Yamina Meziani, Université de Bordeaux

Les chercheuses et les chercheurs qui contribuent chaque jour à alimenter notre média en partageant leurs connaissances et leurs analyses éclairées jouent un rôle de premier plan pendant cette période si particulière. En leur compagnie, commençons à penser la vie post-crise, à nous outiller pour interroger les causes et les effets de la pandémie, et préparons-nous à inventer, ensemble, le monde d’après.


Ils sont livreurs à vélo d’origine africaine ; ils sont agents de sécurité d’origine maghrébine devant les postes et les grandes surfaces ; elles sont caissières ; elles sont infirmières sous-payées et sous-considérées.

La crise du Covid-19 a mis en lumière de manière exacerbée ce que nous acceptons difficilement de voir habituellement : la précarisation des individus, la gestion ethnique de la main-d’œuvre et la segmentation du marché du travail, le salto du stigmate de genre et les plafonds de verre.

Dans l’urgence, les invisibles sont devenus plus que visibles : ils sont au front là où nous avions tendance à les mettre à « l’arrière-boutique » afin de ne pas « faire avec » leurs différences. Mais derrière ces processus, se cache bien en réalité la question sociale : nous ne sommes pas effectivement mobilisés au même endroit, de la même manière et avec le même risque face à la mort en fonction de notre appartenance de classe.

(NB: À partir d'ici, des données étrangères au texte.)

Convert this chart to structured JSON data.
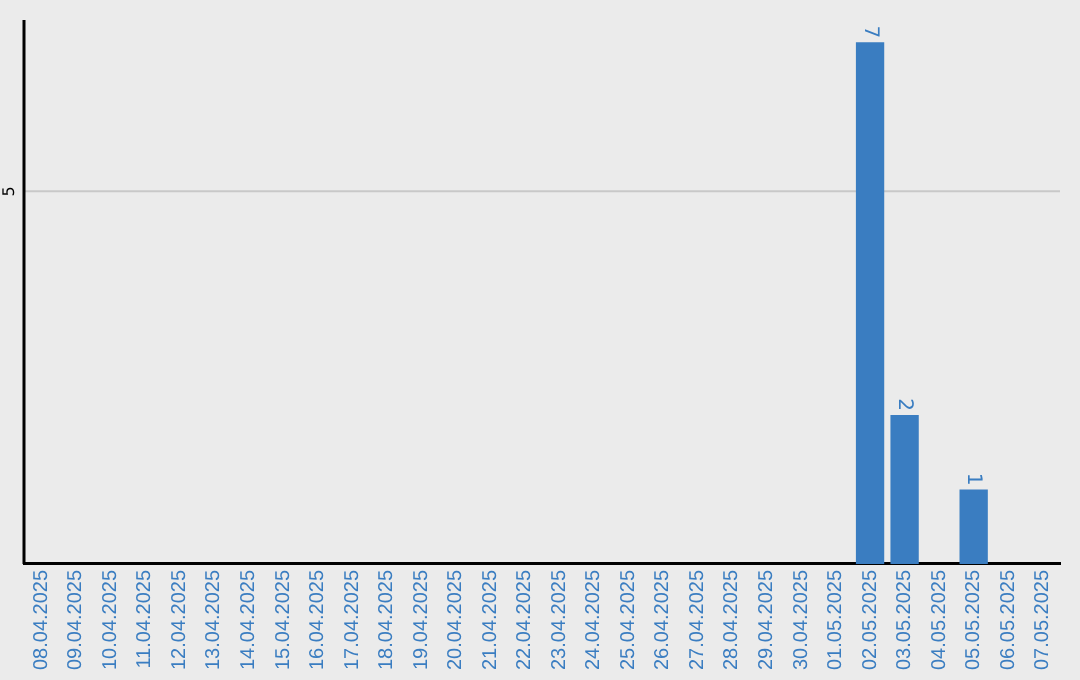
{
  "chart_data": {
    "type": "bar",
    "categories": [
      "08.04.2025",
      "09.04.2025",
      "10.04.2025",
      "11.04.2025",
      "12.04.2025",
      "13.04.2025",
      "14.04.2025",
      "15.04.2025",
      "16.04.2025",
      "17.04.2025",
      "18.04.2025",
      "19.04.2025",
      "20.04.2025",
      "21.04.2025",
      "22.04.2025",
      "23.04.2025",
      "24.04.2025",
      "25.04.2025",
      "26.04.2025",
      "27.04.2025",
      "28.04.2025",
      "29.04.2025",
      "30.04.2025",
      "01.05.2025",
      "02.05.2025",
      "03.05.2025",
      "04.05.2025",
      "05.05.2025",
      "06.05.2025",
      "07.05.2025"
    ],
    "values": [
      null,
      null,
      null,
      null,
      null,
      null,
      null,
      null,
      null,
      null,
      null,
      null,
      null,
      null,
      null,
      null,
      null,
      null,
      null,
      null,
      null,
      null,
      null,
      null,
      7,
      2,
      null,
      1,
      null,
      null
    ],
    "value_labels": [
      null,
      null,
      null,
      null,
      null,
      null,
      null,
      null,
      null,
      null,
      null,
      null,
      null,
      null,
      null,
      null,
      null,
      null,
      null,
      null,
      null,
      null,
      null,
      null,
      "7",
      "2",
      null,
      "1",
      null,
      null
    ],
    "color": "#3a7dc1",
    "ylim": [
      0,
      7.3
    ],
    "tick_labels": "x",
    "ref_lines": [
      {
        "axis": "y",
        "value": 5,
        "label": "5",
        "color": "#c8c8c8"
      }
    ],
    "legend": false
  }
}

Par ailleurs, le monde du travail s’est vu bouleversé brutalement. En effet, le télétravail « imposé » est venu dessiner de nouvelles configurations de la productivité d’un salarié.

La crise financière sous-jacente à cette crise sanitaire suscite certes des interrogations sur l’avenir du système économique actuel mais surtout des craintes sur son coût social. Un des principaux coûts est bien celui de l’égalité au travail. Que deviendront les combats en faveur de l’égalité des 20 dernières années, et les acquis dans les entreprises ? Comment les sciences de l’Homme peuvent-elles apporter des réponses pour accompagner cet avenir prochain ?

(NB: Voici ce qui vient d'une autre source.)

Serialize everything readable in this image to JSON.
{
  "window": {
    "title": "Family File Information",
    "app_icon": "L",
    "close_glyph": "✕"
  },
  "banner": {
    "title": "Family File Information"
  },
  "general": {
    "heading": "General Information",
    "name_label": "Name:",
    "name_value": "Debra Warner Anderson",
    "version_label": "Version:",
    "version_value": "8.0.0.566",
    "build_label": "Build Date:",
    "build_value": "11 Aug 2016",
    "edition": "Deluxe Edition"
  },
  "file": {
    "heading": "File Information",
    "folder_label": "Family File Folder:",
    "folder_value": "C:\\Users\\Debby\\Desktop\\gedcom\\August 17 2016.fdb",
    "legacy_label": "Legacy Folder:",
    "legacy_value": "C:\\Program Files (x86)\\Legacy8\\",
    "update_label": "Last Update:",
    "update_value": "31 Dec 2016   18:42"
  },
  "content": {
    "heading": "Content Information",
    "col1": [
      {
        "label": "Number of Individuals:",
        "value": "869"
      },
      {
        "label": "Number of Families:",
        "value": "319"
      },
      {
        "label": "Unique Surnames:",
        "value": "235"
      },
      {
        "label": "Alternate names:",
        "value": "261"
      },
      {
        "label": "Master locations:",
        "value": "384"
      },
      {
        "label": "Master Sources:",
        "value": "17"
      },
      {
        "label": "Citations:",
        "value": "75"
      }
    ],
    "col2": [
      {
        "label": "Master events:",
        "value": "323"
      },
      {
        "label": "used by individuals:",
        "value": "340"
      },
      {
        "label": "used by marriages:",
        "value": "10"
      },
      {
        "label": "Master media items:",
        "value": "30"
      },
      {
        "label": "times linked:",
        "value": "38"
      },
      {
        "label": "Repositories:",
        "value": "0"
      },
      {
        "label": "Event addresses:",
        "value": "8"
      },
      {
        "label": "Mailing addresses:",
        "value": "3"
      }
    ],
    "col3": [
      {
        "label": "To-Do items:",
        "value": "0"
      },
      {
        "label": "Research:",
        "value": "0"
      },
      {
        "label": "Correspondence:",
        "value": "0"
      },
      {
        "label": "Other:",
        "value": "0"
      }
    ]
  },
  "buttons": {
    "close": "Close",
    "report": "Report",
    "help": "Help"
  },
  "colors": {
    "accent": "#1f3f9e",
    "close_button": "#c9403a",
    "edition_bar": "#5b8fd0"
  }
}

Le regain de solidarité face aux inégalités ?

Ces dernières années, nous avons observé une crise des solidarités, c’est-à-dire, explique le sociologue François Dubet, une crise de « l’attachement aux liens sociaux qui nous font désirer l’égalité de tous, y compris et surtout l’égalité de ceux que nous ne connaissons pas ». On comprend que nos sociétés auraient choisi l’inégalité et ceci malgré les crises financières vécues de 1929 à 2008. Ainsi, la lutte contre les inégalités serait difficilement au centre des préoccupations des Français depuis les années 80.

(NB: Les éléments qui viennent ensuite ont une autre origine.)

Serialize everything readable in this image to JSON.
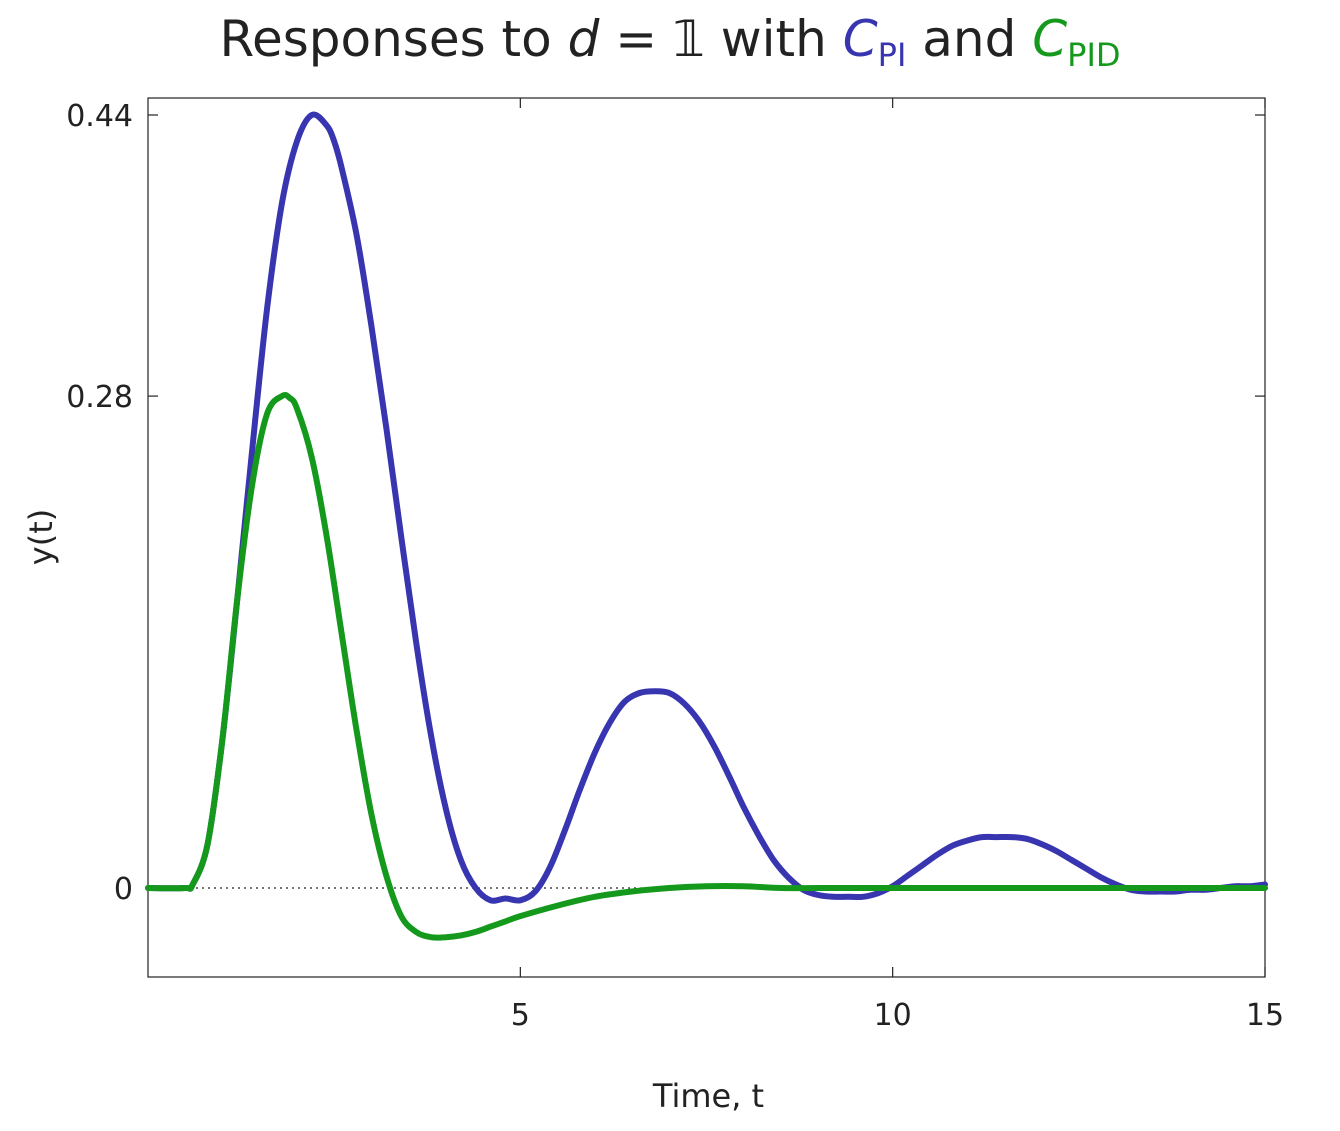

Or, la crise sanitaire a vu émerger des milliers d’initiatives collaboratives face à l’épreuve des détachements des liens sociaux et avec le désir profond- et semble-t-il sincère – de rétablir des inégalités face à l’accès aux soins et autres difficultés des plus vulnérables. Doit-on alors espérer une préférence pour l’égalité avec un regain des solidarités désormais ? Un système plus solidaire nous permettra-t-il de réussir à freiner cette ascension des inégalités sur le marché du travail ? Dans un contexte marqué par le chômage partiel et par la perte d’emplois d’une tranche de la population active dans différents secteurs, allons-nous mieux ou plus accepter les différences et ainsi ne plus du tout discriminer ?

Sans les outils adéquats, les luttes contre la discrimination au travail se heurtent à des murs. MJGraphics

Nous pouvons l’espérer mais avant tout, il nous semble fondamental de comprendre comment les processus de lutte contre les discriminations et les inégalités sont installés et mis en œuvre de manière directe et indirecte dans les entreprises et les administrations publiques.

Le monde du travail a vu progressivement la mise en place de mesures visant à lutter contre les discriminations ou promouvant la diversité. Néanmoins mes recherches, ma thèse et l’ouvrage à paraître fin 2020 avec Régis Cortesero, La jeunesse fantôme, jeune âge et discrimination dans le recrutement (éditions le Bord de l’Eau), ont mis en évidence la pluralité des effets positifs et parfois pervers de ces dispositifs.

En observant par ailleurs les acteurs qui mènent ces combats de terrain, il semble désormais capital de questionner les approches des dix dernières années afin de replacer les sciences sociales comme source de solutions à ces défis d’égalité au travail même en pleine crise économique.

Des politiques de terrain

Mes recherches sur la jeunesse, le poids du patronyme, le critère de résidence, le genre, l’appartenance à une origine, et le handicap au travail se sont concentrées d’un côté sur la mise en œuvre des politiques de diversité, de lutte contre les discriminations et/ou de promotion de l’égalité, et de l’autre sur le métier des acteurs qui portent ces actions.

Ils sont recruteurs, chargé·e·s de mission, responsables diversité, etc. ; et leurs missions consistent en l’implémentation de dispositifs d’action positive et de discrimination positive. On note des avancées, mais aussi des régressions par certains effets contre-productifs.

Des entreprises et administrations se sont mobilisées depuis 2004 notamment en faisant preuve d’un volontarisme, récompensé ainsi par les Labels Diversité et Égalité.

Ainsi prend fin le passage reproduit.